In a powerful rhetorical strategy, Amos uses the business owners’ own words in verses 5–6 against them as they implicate themselves. Their words confirm just how little regard they hold for those in their service. For them, unethical business practices are just how things are: run-of-the-mill, business-as-usual. 

However, the pericope that started with judgment, with the basket filled with rotten summer fruit signaling an ominous end, also ends with judgment. The indictment against the unfair labor practices and the callous disregard for human life on display in Amos 8:4–7 is framed in terms of God’s declaration that God will never forget their deeds (verse 7).

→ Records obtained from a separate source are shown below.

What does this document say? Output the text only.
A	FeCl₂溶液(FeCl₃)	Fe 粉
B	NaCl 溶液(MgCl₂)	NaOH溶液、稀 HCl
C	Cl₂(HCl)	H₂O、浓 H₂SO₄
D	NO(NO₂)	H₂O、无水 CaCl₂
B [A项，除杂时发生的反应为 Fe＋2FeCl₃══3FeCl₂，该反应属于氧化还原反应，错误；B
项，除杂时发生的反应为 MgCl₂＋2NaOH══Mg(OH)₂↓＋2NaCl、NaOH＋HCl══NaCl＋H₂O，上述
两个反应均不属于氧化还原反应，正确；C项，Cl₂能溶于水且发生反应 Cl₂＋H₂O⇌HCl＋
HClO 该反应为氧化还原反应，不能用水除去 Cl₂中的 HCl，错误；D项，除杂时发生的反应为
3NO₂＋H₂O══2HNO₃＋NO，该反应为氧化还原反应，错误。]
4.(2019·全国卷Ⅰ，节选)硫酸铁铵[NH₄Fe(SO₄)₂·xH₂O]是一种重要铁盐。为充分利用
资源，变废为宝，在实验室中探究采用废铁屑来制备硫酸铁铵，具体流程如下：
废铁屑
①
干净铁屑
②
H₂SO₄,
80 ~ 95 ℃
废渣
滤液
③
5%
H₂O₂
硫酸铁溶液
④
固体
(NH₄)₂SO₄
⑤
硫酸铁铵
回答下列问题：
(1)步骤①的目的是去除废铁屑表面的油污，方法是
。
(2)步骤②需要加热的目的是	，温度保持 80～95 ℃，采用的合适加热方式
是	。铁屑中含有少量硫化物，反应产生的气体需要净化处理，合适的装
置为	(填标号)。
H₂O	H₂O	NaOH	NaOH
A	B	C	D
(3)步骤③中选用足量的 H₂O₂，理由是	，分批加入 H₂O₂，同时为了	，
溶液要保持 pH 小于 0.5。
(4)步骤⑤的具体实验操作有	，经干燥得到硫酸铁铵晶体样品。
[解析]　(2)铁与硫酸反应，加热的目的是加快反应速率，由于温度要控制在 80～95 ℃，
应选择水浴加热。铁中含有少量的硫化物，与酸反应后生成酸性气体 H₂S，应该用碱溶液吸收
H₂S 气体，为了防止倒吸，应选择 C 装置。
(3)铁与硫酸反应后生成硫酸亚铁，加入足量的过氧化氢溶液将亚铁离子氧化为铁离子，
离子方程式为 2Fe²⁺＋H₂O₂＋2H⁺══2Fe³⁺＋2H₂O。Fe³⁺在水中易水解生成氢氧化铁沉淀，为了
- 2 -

In a damning indictment, those who are deemed responsible for stepping on the needy and for bringing ruin upon the poorest of the poor are held accountable by Godself. 

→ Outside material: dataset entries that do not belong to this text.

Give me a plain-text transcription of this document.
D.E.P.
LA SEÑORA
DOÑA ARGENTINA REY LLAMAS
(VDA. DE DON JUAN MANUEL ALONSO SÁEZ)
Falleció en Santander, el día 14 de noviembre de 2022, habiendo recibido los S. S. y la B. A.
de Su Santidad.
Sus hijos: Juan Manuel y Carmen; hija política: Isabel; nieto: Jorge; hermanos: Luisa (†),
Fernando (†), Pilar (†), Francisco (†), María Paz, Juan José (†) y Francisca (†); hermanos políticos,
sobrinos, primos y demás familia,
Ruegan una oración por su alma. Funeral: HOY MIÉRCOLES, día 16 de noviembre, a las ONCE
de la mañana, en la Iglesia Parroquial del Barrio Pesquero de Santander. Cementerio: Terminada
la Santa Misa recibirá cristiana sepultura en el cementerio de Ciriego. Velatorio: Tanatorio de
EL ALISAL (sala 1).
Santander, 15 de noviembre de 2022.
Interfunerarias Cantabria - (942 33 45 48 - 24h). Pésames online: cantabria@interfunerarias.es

Rooted in the understanding that acts have consequences, this text echoes the sentiment of proverbs from around the world that capture the notion of cause and effect associated with injustice: The chickens have come home to roost; You reap what you sow; Harm set, harm get; As you give, you receive; Boontjie kry sy loontjie (an Afrikaans proverb that literally translates: “Little Bean gets his paycheck”).

The indictment against the business owners’ unethical behavior in Amos 8:4–7 is framed in terms of lamentations and bitter weeping when “the songs of the temple shall become wailings on that day” (verse 3) and “everyone mourns who lives in it” (verse 8). And in verse 10, God states: 

I will turn your feasts into mourning
and all your songs into lamentation;
I will bring sackcloth on all loins
and baldness on every head;
I will make it like the mourning for an only son
and the end of it like a bitter day.

The unfair labor practices and the callous disregard for human life in this week’s lectionary text thus are characterized as a disaster in the making. The only realistic response to this desperate situation is to join in the songs of wailing and the lamentations about the ensuing death, destruction, and expulsion that are already resounding throughout the land. 

In the pericope to follow, one finds a foreboding vision of the detrimental effects of human greed on the entire land, which is said to “tremble on this account” (verse 8). The ecological impact of greed is likened to the widespread upheaval wrought by the rising and waning of the Nile, and to the sun going down in the middle of the day, covering the earth in darkness (verse 9).  

Amos 8’s unsettling account of a fatally flawed economic system that benefits a few but that, the prophet warns, will inevitably collapse sounds all too familiar. In today’s world, we increasingly hear prophetic voices channeling Amos when they warn that corporate greed and humans’ insatiable drive to produce and consume more, more, more—the neo-liberal capitalism regime—comprise a fatally flawed and fundamentally unjust system with devastating consequences for the entire creation. 

Contemporary prophets who see what others cannot or do not want to see consistently warn us of the negative impact of unfair labor practices on the environment. For instance, global warming has been shown to have devastating consequences, as more and more erratic natural disasters and rising sea levels cause great harm to the most vulnerable.

One might easily despair, looking at the world around us, where it seems injustice and unrighteousness are out of control. The good news of the gospel is that there are voices like Amos who see and hear and dare to speak about what is not right, not normal in the world today. The concluding words that God has sworn an oath to never, ever forget what they (we) have done, thus, serve as an urgent appeal not only to the initial audience but also to every one of us who are recipients of Amos’s vision to align the world as it currently is with the way the world is supposed to be.